With pretty much no fanfare at all, Marvel have dropped a new Avengers: Endgame trailer. Quite a lot of it is made up of clips from older Marvel films but with an 'in memoriam' sepia tint to it, but the second half - oh boy, that second half. Watch it here, then meet us below.

preview for Marvel Avengers: Endgame official trailer (Marvel Studios)

A few things here. Tony Stark makes it back to Earth! According to earlier trailers it looked like he'd be floating round his tin can, far above the world, until his oxygen ran out. But no, there he is, striding along with the rest of the gang in an airport wearing a fancy new white suit.

That suit isn't a surprise to anyone who's been paying attention to the toy factories of Vietnam lately, where a leak of some upcoming Endgame toys - sorry, character models - suggested the surviving members of the gang were due a glow-up. A popular line of reasoning is that these are special Quantum Realm-proof suits which stop your head exploding or whatever it is the Quantum Realm does to you if you're not properly equipped.

There's also confirmation that Scott Lang managed to squeeze himself out of the Quantum Realm - which he found himself in at the end of Ant-Man and The Wasp - and pop out in the modern day. Some fans had thought he'd ended up somewhere in the mid-90s, but we see him checking the missing posters of people lost in Thanos' snap.

Nice little scene between Thor and Captain Marvel at the end there, too.
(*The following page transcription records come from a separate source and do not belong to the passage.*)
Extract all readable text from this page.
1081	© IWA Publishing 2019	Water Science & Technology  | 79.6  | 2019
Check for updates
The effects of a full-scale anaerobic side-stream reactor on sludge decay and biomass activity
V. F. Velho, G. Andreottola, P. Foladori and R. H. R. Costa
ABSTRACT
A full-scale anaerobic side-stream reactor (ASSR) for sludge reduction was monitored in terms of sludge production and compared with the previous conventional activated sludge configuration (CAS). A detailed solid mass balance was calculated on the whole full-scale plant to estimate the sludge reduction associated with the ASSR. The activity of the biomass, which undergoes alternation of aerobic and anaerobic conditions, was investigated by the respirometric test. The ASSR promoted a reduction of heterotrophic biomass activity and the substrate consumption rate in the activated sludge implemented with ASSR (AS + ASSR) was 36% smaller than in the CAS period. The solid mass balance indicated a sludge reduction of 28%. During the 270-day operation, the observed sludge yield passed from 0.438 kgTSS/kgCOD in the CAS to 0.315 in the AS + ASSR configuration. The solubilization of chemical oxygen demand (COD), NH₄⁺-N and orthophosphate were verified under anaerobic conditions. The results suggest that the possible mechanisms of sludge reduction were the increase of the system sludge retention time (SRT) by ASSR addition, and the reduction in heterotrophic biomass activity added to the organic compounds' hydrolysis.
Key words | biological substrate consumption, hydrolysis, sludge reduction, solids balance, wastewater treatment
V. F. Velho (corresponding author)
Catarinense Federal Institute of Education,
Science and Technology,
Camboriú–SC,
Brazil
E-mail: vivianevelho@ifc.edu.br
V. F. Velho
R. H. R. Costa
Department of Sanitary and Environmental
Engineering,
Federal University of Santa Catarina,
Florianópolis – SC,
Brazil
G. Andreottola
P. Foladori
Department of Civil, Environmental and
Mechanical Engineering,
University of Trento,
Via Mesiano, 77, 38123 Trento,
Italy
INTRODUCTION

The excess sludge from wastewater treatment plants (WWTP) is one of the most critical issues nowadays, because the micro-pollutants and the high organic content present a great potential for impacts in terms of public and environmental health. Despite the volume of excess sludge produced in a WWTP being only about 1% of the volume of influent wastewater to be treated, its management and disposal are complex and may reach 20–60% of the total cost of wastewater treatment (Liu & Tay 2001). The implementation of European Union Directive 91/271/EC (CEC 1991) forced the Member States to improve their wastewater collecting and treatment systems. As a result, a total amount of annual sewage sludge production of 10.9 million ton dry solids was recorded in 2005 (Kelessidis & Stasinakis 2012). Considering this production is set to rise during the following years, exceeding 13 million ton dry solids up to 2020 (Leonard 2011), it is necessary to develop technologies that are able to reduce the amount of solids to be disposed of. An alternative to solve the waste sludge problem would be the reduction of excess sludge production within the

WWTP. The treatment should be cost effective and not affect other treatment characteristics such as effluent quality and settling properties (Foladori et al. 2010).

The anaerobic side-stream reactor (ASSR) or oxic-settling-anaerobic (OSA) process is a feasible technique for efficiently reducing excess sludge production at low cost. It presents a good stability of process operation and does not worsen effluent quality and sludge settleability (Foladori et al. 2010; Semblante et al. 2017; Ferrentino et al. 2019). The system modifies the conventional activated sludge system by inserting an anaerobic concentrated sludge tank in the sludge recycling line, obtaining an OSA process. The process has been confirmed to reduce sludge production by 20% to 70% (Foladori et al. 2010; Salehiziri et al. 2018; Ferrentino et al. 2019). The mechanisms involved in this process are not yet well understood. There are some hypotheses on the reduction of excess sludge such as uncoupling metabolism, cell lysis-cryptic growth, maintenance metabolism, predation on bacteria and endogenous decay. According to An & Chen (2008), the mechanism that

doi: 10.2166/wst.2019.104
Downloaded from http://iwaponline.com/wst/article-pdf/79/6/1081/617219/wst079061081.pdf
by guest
It's been obvious for ages that she'd have a big role in the finale to the Avengers story, but it's very intensely exciting to see her in the mix at last. And! The final frames tell us Endgame's out on 25 April in the UK.

Oh, and Hawkeye's undercut pompadour-slash-mohawk-slash-mullet is an absolute disgrace. What is that? What is it? It's a bit mid-70s Paul McCartney, a bit late-80s Bono, and a whole lot of a bloke who reckons he can do a decent fist of Tattoo Fixers-style cover-ups but using a hot needle and a biro in his shed. Get rid.